XIX
Замечаю, что эти воспоминания все больше походят на редакторскую колонку, и она начинает диктовать содержание. Это допустимо, но не в данных обстоятельствах. В данных обстоятельствах содержание должно определять форму, несмотря на то, что воспоминания всегда фрагментарны. Ибо такова наша жизнь в глазах наблюдателя. Так что позвольте мне закрыть глаза и увидеть: вечер в каком-то миланском театре лет десять или двадцать тому назад; полный зал, сверкание люстр, телевидение и т.д.; на сцене орава итальянских профессоров и литературных критиков, а также Стивен и я; все мы члены жюри какой-то большой литературной премии.
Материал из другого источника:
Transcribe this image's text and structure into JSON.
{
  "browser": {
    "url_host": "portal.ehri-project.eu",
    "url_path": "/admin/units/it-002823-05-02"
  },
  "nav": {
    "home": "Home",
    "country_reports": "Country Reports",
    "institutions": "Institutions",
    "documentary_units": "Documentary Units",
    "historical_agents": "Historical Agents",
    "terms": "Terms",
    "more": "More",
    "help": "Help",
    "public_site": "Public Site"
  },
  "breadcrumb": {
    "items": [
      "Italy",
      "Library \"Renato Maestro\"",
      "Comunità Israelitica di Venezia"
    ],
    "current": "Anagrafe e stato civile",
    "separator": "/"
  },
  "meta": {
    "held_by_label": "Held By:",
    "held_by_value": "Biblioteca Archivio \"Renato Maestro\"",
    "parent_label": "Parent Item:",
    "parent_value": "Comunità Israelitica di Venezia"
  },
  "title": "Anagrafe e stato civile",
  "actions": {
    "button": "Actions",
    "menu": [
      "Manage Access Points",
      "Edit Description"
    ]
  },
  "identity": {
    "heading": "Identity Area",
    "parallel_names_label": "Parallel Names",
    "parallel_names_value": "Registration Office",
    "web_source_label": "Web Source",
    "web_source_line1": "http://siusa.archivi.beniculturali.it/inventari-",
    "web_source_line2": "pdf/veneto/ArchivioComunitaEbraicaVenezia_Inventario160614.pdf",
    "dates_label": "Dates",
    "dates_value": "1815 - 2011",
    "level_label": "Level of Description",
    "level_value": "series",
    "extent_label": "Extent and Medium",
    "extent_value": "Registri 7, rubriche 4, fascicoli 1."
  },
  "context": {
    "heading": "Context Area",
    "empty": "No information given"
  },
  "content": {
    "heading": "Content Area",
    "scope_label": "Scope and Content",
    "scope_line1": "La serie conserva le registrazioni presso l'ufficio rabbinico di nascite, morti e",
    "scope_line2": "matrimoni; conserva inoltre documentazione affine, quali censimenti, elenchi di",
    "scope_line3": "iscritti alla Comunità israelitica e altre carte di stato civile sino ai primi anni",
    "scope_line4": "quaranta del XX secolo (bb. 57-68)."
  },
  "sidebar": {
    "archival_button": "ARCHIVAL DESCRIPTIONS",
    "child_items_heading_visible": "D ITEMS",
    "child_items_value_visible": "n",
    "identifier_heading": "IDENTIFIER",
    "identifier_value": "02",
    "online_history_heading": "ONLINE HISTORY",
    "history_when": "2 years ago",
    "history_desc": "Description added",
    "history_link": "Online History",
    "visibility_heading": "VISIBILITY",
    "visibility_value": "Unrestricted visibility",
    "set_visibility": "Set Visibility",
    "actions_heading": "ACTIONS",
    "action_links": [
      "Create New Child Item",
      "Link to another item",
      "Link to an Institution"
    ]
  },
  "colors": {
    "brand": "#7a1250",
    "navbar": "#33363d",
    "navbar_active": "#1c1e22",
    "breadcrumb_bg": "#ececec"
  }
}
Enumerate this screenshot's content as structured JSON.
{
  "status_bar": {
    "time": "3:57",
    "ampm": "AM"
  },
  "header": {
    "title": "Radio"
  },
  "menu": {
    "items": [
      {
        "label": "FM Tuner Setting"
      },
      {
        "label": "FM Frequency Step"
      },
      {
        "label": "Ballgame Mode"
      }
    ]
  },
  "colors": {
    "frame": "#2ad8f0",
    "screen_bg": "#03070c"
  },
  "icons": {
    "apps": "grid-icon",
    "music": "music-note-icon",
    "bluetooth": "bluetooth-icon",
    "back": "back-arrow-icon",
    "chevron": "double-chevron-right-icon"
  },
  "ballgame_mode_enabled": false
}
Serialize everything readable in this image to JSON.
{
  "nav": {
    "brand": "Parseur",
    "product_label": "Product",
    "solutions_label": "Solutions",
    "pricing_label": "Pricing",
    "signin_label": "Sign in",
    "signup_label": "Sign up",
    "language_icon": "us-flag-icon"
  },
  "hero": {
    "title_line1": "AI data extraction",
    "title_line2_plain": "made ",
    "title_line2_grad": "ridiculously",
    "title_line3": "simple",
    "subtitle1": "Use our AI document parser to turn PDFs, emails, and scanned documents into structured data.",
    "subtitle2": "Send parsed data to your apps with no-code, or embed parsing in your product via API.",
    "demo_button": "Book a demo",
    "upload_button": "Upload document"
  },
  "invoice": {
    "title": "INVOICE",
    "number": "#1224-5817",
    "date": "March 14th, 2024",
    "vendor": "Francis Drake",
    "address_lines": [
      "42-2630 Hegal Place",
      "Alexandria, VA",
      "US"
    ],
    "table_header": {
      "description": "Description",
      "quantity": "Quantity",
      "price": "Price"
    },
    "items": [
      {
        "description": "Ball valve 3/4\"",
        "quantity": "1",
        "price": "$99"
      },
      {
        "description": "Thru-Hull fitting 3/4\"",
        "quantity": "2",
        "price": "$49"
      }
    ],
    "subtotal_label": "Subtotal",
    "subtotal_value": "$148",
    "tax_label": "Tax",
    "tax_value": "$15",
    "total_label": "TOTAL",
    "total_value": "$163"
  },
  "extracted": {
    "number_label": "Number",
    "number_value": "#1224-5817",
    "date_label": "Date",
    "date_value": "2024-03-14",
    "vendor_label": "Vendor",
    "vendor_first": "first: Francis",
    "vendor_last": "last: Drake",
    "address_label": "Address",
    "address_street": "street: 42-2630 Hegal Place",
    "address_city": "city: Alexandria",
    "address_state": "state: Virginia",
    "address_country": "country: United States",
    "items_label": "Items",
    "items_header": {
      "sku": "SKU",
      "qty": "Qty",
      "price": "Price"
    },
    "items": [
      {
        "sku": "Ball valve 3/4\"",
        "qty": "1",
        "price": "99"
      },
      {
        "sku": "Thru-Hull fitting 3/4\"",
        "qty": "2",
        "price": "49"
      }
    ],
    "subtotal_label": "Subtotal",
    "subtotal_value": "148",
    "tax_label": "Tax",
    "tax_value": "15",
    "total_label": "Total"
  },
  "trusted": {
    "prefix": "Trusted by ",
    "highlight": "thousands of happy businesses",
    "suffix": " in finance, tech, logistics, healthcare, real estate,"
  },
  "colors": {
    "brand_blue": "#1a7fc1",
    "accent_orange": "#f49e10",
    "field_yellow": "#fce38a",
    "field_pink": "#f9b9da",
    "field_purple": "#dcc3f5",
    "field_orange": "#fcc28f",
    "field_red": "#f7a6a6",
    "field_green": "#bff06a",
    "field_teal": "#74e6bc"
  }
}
Она достается в этот раз Джорджио Капрони, скрипучему, желчному восьмидесятилетнему поэту деревенского вида, немного похожему на Фроста. Старик неуклюже пробирается вдоль прохода и с трудом начинает карабкаться на сцену, бормоча что-то себе под нос. Никто не двигается; профессора и критики из кресел молча наблюдают за стариком, одолевающим ступени. В этот момент Стивен встает и начинает аплодировать, я следую его примеру. К нам присоединяется зал.
XX
Или пустынная, продуваемая ветром площадь в центре Чикаго, ночью, около двадцати лет назад. Мы вылезаем из автомобиля и направляемся под зимним дождем к какому-то гигантскому нагромождению чугуна и стальных тросов, тускло подсвеченных на пьедестале посреди площади. Это скульптура Пикассо; как выясняется, женская голова; и Стивен хочет рассмотреть ее сейчас, поскольку завтра утром он уезжает. "Очень по-испански, -- говорит он, -- и очень воинственно". И внезапно ко мне придвигается 38-й год, гражданская война в Испании, на которую Стивен отправился, заплатив, полагаю, из своего кармана, поскольку то было последнее сражение за Град Справедливости на человеческой памяти, а не шахматная партия между сверхдержавами, и мы его проиграли, а затем все было обесценено побоищем второй мировой войны. Прошитая дождем и ветром ночь, промозглая и насквозь черно-белая. И высокий человек, абсолютно беловолосый, похожий на школьника, с руками, торчащими из рукавов старого черного пиджака, медленно огибает эти случайные куски металла, закрученные испанским гением в произведение искусства, напоминающее руину.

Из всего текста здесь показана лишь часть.